Wanneer u, als godvrezend persoon, niet graag in één adem genoemd wordt met namen als Hans Melchers en Dirk Scheringa – ik zou me dat kunnen voorstellen – maar dan moet u zich daar maar een keer overheen zetten. Echt voor één keer, meer niet.
Deze week bezochten wij – Djamila en ik de twee onderdelen van MORE de musea voor modern realisme, gevestigd in Kasteel Ruurlo in de gelijknamige plaats en in Gorssel, daar niet ver vandaan.
Maar eerst dat kasteel. Jawel, de daar aanwezige collectie schilderijen en tekeningen van Carel Willink is daar terecht gekomen in het kader van een moderne tak van het kapitalisme, dat niet alle vergaarde pecunia op de bank laat staan of zodanig belegt dat het nog veel meer geld opbrengt, maar dat een deel van de al of niet in beschaduwde omstandigheden verworven financiële in het behoud van niet alleen een mooi, wat zeg ik: schitterend landgoed met kasteel, maar dat ook eens vol te hangen met werken van een van de opmerkelijkste Nederlandse kunstenaars. En daar een minstens tweesterren-horecagelegenheid bij in te richten en voor de mindervalide mens een treintje te laten rijden.
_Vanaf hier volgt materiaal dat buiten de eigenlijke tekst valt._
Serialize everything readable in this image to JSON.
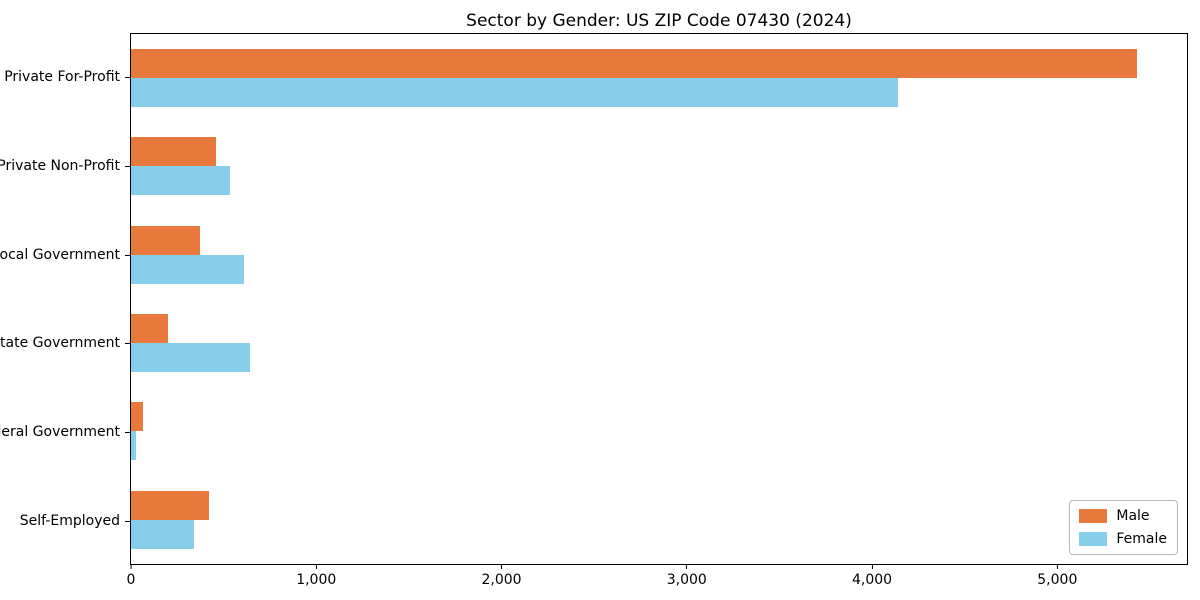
{
  "title": "Sector by Gender: US ZIP Code 07430 (2024)",
  "colors": {
    "male": "#e8793d",
    "female": "#87ceeb",
    "axis": "#000000",
    "legend_border": "#b7b7b7",
    "background": "#ffffff"
  },
  "chart_data": {
    "type": "bar",
    "orientation": "horizontal",
    "title": "Sector by Gender: US ZIP Code 07430 (2024)",
    "xlabel": "",
    "ylabel": "",
    "categories": [
      "Private For-Profit",
      "Private Non-Profit",
      "Local Government",
      "State Government",
      "Federal Government",
      "Self-Employed"
    ],
    "series": [
      {
        "name": "Male",
        "color": "#e8793d",
        "values": [
          5430,
          460,
          370,
          200,
          65,
          420
        ]
      },
      {
        "name": "Female",
        "color": "#87ceeb",
        "values": [
          4140,
          535,
          610,
          640,
          27,
          340
        ]
      }
    ],
    "xlim": [
      0,
      5700
    ],
    "xticks": [
      0,
      1000,
      2000,
      3000,
      4000,
      5000
    ],
    "xtick_labels": [
      "0",
      "1,000",
      "2,000",
      "3,000",
      "4,000",
      "5,000"
    ],
    "grid": false,
    "legend": {
      "position": "lower right",
      "entries": [
        "Male",
        "Female"
      ]
    }
  }
}
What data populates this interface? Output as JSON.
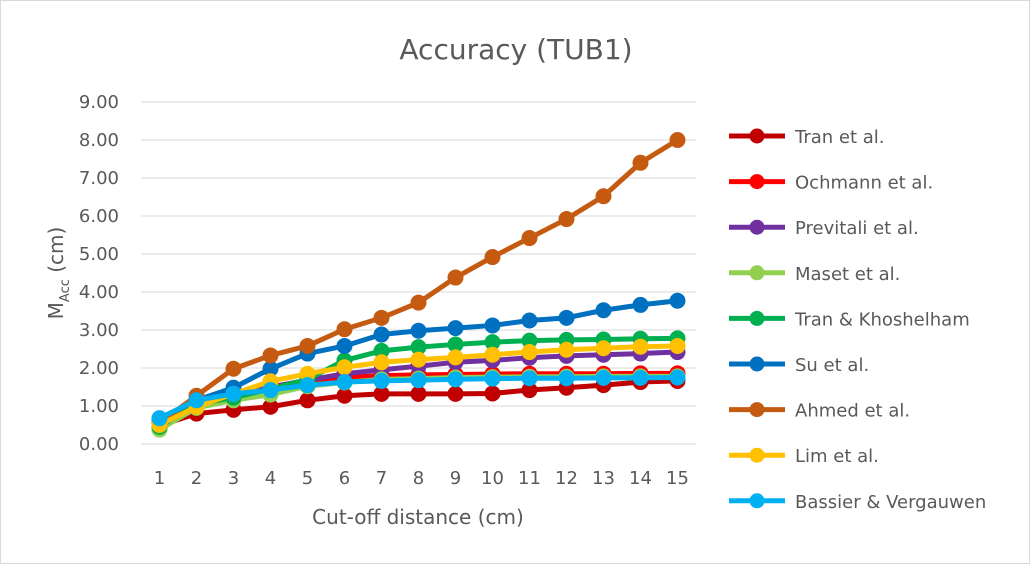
{
  "chart_data": {
    "type": "line",
    "title": "Accuracy (TUB1)",
    "xlabel": "Cut-off distance (cm)",
    "ylabel_main": "M",
    "ylabel_sub": "Acc",
    "ylabel_unit": " (cm)",
    "x": [
      1,
      2,
      3,
      4,
      5,
      6,
      7,
      8,
      9,
      10,
      11,
      12,
      13,
      14,
      15
    ],
    "ylim": [
      0,
      9
    ],
    "yticks": [
      "0.00",
      "1.00",
      "2.00",
      "3.00",
      "4.00",
      "5.00",
      "6.00",
      "7.00",
      "8.00",
      "9.00"
    ],
    "grid": true,
    "legend_position": "right",
    "series": [
      {
        "name": "Tran et al.",
        "color": "#c00000",
        "values": [
          0.48,
          0.8,
          0.9,
          0.98,
          1.15,
          1.27,
          1.32,
          1.32,
          1.32,
          1.33,
          1.42,
          1.48,
          1.55,
          1.63,
          1.66
        ]
      },
      {
        "name": "Ochmann et al.",
        "color": "#ff0000",
        "values": [
          0.55,
          1.1,
          1.3,
          1.48,
          1.62,
          1.75,
          1.8,
          1.82,
          1.83,
          1.84,
          1.85,
          1.85,
          1.85,
          1.86,
          1.86
        ]
      },
      {
        "name": "Previtali et al.",
        "color": "#7030a0",
        "values": [
          0.52,
          1.02,
          1.3,
          1.5,
          1.68,
          1.85,
          1.95,
          2.05,
          2.15,
          2.2,
          2.27,
          2.32,
          2.35,
          2.38,
          2.42
        ]
      },
      {
        "name": "Maset et al.",
        "color": "#92d050",
        "values": [
          0.38,
          0.95,
          1.15,
          1.3,
          1.52,
          1.62,
          1.7,
          1.72,
          1.75,
          1.76,
          1.77,
          1.77,
          1.78,
          1.78,
          1.78
        ]
      },
      {
        "name": "Tran & Khoshelham",
        "color": "#00b050",
        "values": [
          0.45,
          1.05,
          1.22,
          1.45,
          1.7,
          2.2,
          2.45,
          2.55,
          2.62,
          2.68,
          2.72,
          2.74,
          2.75,
          2.77,
          2.78
        ]
      },
      {
        "name": "Su et al.",
        "color": "#0070c0",
        "values": [
          0.65,
          1.15,
          1.48,
          1.98,
          2.38,
          2.58,
          2.88,
          2.98,
          3.05,
          3.12,
          3.25,
          3.32,
          3.52,
          3.66,
          3.77
        ]
      },
      {
        "name": "Ahmed et al.",
        "color": "#c55a11",
        "values": [
          0.55,
          1.27,
          1.98,
          2.33,
          2.58,
          3.02,
          3.32,
          3.72,
          4.38,
          4.92,
          5.42,
          5.92,
          6.52,
          7.4,
          8.0
        ]
      },
      {
        "name": "Lim et al.",
        "color": "#ffc000",
        "values": [
          0.5,
          0.98,
          1.32,
          1.65,
          1.85,
          2.02,
          2.15,
          2.22,
          2.28,
          2.35,
          2.42,
          2.48,
          2.52,
          2.56,
          2.58
        ]
      },
      {
        "name": "Bassier & Vergauwen",
        "color": "#00b0f0",
        "values": [
          0.68,
          1.15,
          1.32,
          1.42,
          1.55,
          1.63,
          1.66,
          1.68,
          1.7,
          1.72,
          1.73,
          1.73,
          1.74,
          1.74,
          1.75
        ]
      }
    ]
  }
}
En aldus, wat dacht je, langs deze wat omslachtige omweg, alsnog bij te dragen aan de bovengenoemde bankrekening.
Waar dan weer wat vanaf gaat omdat het eindeloze gras van het landgoed toch gemaaid moet worden, de bomen verzorgd en het kasteel zelf onderhouden – ooit zijn er geruchten geweest over slechte fundering, dus daar ga je al.
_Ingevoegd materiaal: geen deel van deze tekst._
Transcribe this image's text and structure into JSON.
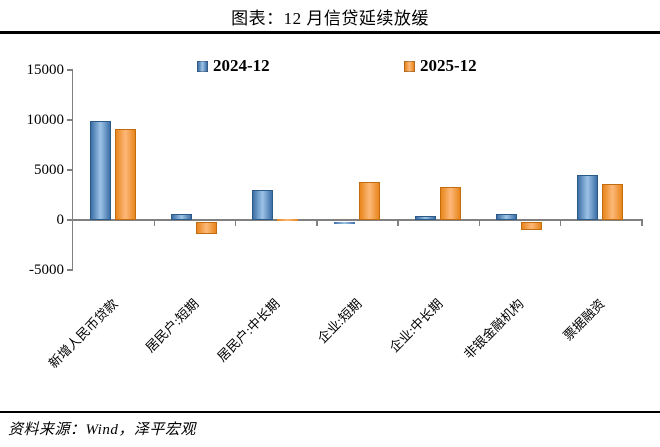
{
  "page": {
    "title": "图表：12 月信贷延续放缓",
    "source": "资料来源：Wind，泽平宏观"
  },
  "colors": {
    "axis": "#808080",
    "text": "#000000",
    "background": "#ffffff"
  },
  "chart_data": {
    "type": "bar",
    "title": "图表：12 月信贷延续放缓",
    "categories": [
      "新增人民币贷款",
      "居民户:短期",
      "居民户:中长期",
      "企业:短期",
      "企业:中长期",
      "非银金融机构",
      "票据融资"
    ],
    "series": [
      {
        "name": "2024-12",
        "values": [
          9900,
          600,
          3000,
          -200,
          400,
          600,
          4500
        ],
        "color": "#4f81bd",
        "color_edge": "#3d6fa8",
        "color_center": "#9dc3e6",
        "color_border": "#2c5a87"
      },
      {
        "name": "2025-12",
        "values": [
          9100,
          -1200,
          100,
          3800,
          3300,
          -800,
          3600
        ],
        "color": "#f79646",
        "color_edge": "#e9861c",
        "color_center": "#fcb879",
        "color_border": "#c06c0f"
      }
    ],
    "y_ticks": [
      15000,
      10000,
      5000,
      0,
      -5000
    ],
    "ylim": [
      -5000,
      15000
    ],
    "xlabel": "",
    "ylabel": "",
    "grid": false,
    "legend_position": "top"
  }
}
In Gorssel is een deel van de werken te zien die Dirk Scheringa bij elkaar kocht, in het voormalige gemeentehuis en het door een befaamde architect aangebouwde expositiegebouw. Intussen staat in Opmeer Noord-Holland het opvallende museum waar de collectie ooit in terecht moest komen leeg en te verloederen nadat Scheringa roemloos ten onder was gegaan aan zijn eigen trapezewerk in de financiële wereld.
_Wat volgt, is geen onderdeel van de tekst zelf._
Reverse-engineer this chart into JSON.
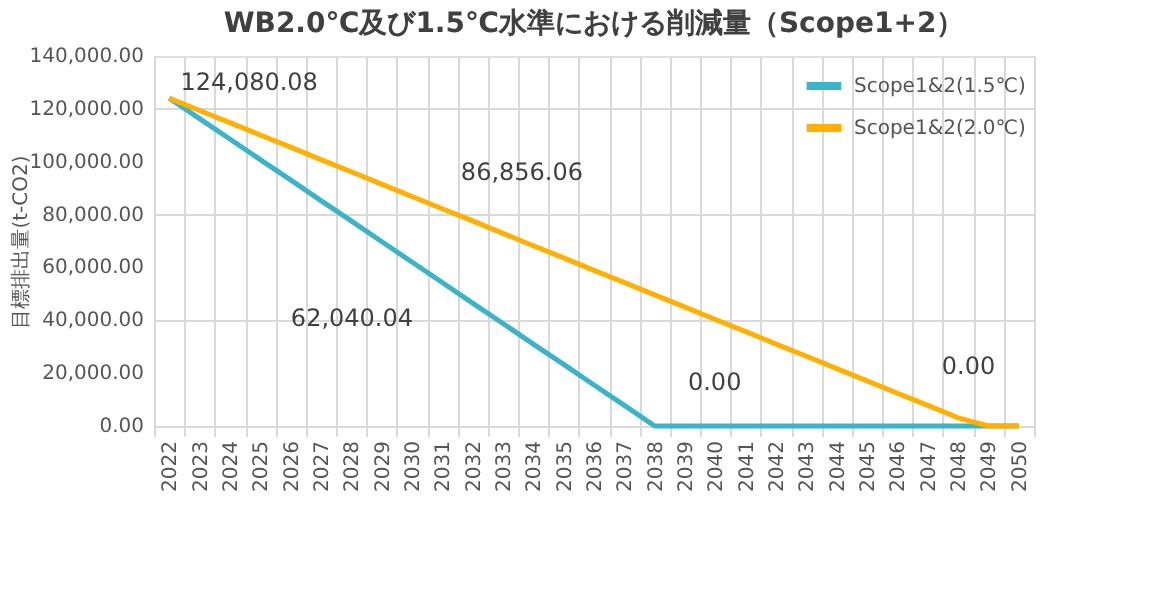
{
  "chart_data": {
    "type": "line",
    "title": "WB2.0℃及び1.5℃水準における削減量（Scope1+2）",
    "ylabel": "目標排出量(t-CO2)",
    "categories": [
      "2022",
      "2023",
      "2024",
      "2025",
      "2026",
      "2027",
      "2028",
      "2029",
      "2030",
      "2031",
      "2032",
      "2033",
      "2034",
      "2035",
      "2036",
      "2037",
      "2038",
      "2039",
      "2040",
      "2041",
      "2042",
      "2043",
      "2044",
      "2045",
      "2046",
      "2047",
      "2048",
      "2049",
      "2050"
    ],
    "series": [
      {
        "name": "Scope1&2(1.5℃)",
        "color": "#3bb4c9",
        "values": [
          124080.08,
          116300,
          108600,
          100800,
          93100,
          85300,
          77600,
          69800,
          62040.04,
          54300,
          46500,
          38800,
          31000,
          23300,
          15500,
          7800,
          0,
          0,
          0,
          0,
          0,
          0,
          0,
          0,
          0,
          0,
          0,
          0,
          0
        ]
      },
      {
        "name": "Scope1&2(2.0℃)",
        "color": "#ffb000",
        "values": [
          124080.08,
          119400,
          114800,
          110100,
          105500,
          100800,
          96200,
          91500,
          86856.06,
          82200,
          77600,
          72900,
          68200,
          63600,
          58900,
          54300,
          49600,
          45000,
          40300,
          35700,
          31000,
          26400,
          21700,
          17100,
          12400,
          7800,
          3100,
          0,
          0
        ]
      }
    ],
    "ylim": [
      0,
      140000
    ],
    "yticks": [
      {
        "value": 0,
        "label": "0.00"
      },
      {
        "value": 20000,
        "label": "20,000.00"
      },
      {
        "value": 40000,
        "label": "40,000.00"
      },
      {
        "value": 60000,
        "label": "60,000.00"
      },
      {
        "value": 80000,
        "label": "80,000.00"
      },
      {
        "value": 100000,
        "label": "100,000.00"
      },
      {
        "value": 120000,
        "label": "120,000.00"
      },
      {
        "value": 140000,
        "label": "140,000.00"
      }
    ],
    "annotations": [
      {
        "text": "124,080.08",
        "x": "2022",
        "y": 124080.08
      },
      {
        "text": "86,856.06",
        "x": "2030",
        "y": 86856.06
      },
      {
        "text": "62,040.04",
        "x": "2030",
        "y": 62040.04
      },
      {
        "text": "0.00",
        "x": "2038",
        "y": 0
      },
      {
        "text": "0.00",
        "x": "2049",
        "y": 0
      }
    ],
    "grid": true,
    "legend": "top right",
    "marker": "none",
    "line_style": "solid"
  }
}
Voor Scheringa gold als motief voor het verzamelen van de werken een sterke voorkeur voor schilderijen ‘waaraan je kunt zien wat ze voorstellen en dat mijn dochtertje van vijf níet kan’. Hetgeen voor de hoofdmacht van de kunstverzameling in de wereld een wat buitenbenerig standpunt is. Het is uiteraard niet waar dat Nederlandse musea alleen maar volhangen met kunst uit die (elitaire) hoofdstroom van de moderne kunst, waarvan de goegemeente zou denken dat dat per definitie abstract is. Maar veel ‘gewone’ mensen denken dat wel en bezoeken dies geen musea.
Scheringa wilde daar verandering in brengen en sloeg aan het verzamelen. Maar als gevolg dat hij een grote, misschien ietwat willekeurige collectie tot stand bracht en in een museum van moderne kunst wilde onderbrengen waar de gewone mens wel heen wilde en er geen werk hoefde te zien ‘dat mijn dochtertje van vijf óók kan maken’. Dat de diepere betekenis van kunstwerken veel mensen een worst zal zijn, dat acht ik een legitiem standpunt. Mij ontgaat ook veel, en ik heb twijfels (vooral sinds het zien van Willinks werken in Ruurlo en Gorssel) over de diepgang van het magisch realisme van Willink. Maar de werken van Charley Toorop, Berserik, Dick Ket en zelfs Jopie Huisman grijpen mij doorgaans bij de keel. (Van wie in Gorssel alleen Charley Toorop vertegenwoordigd, oa,. met haar befaamde zelfportret. Van Berserik komt half september een tijdelijke expositie naar Gorssel.)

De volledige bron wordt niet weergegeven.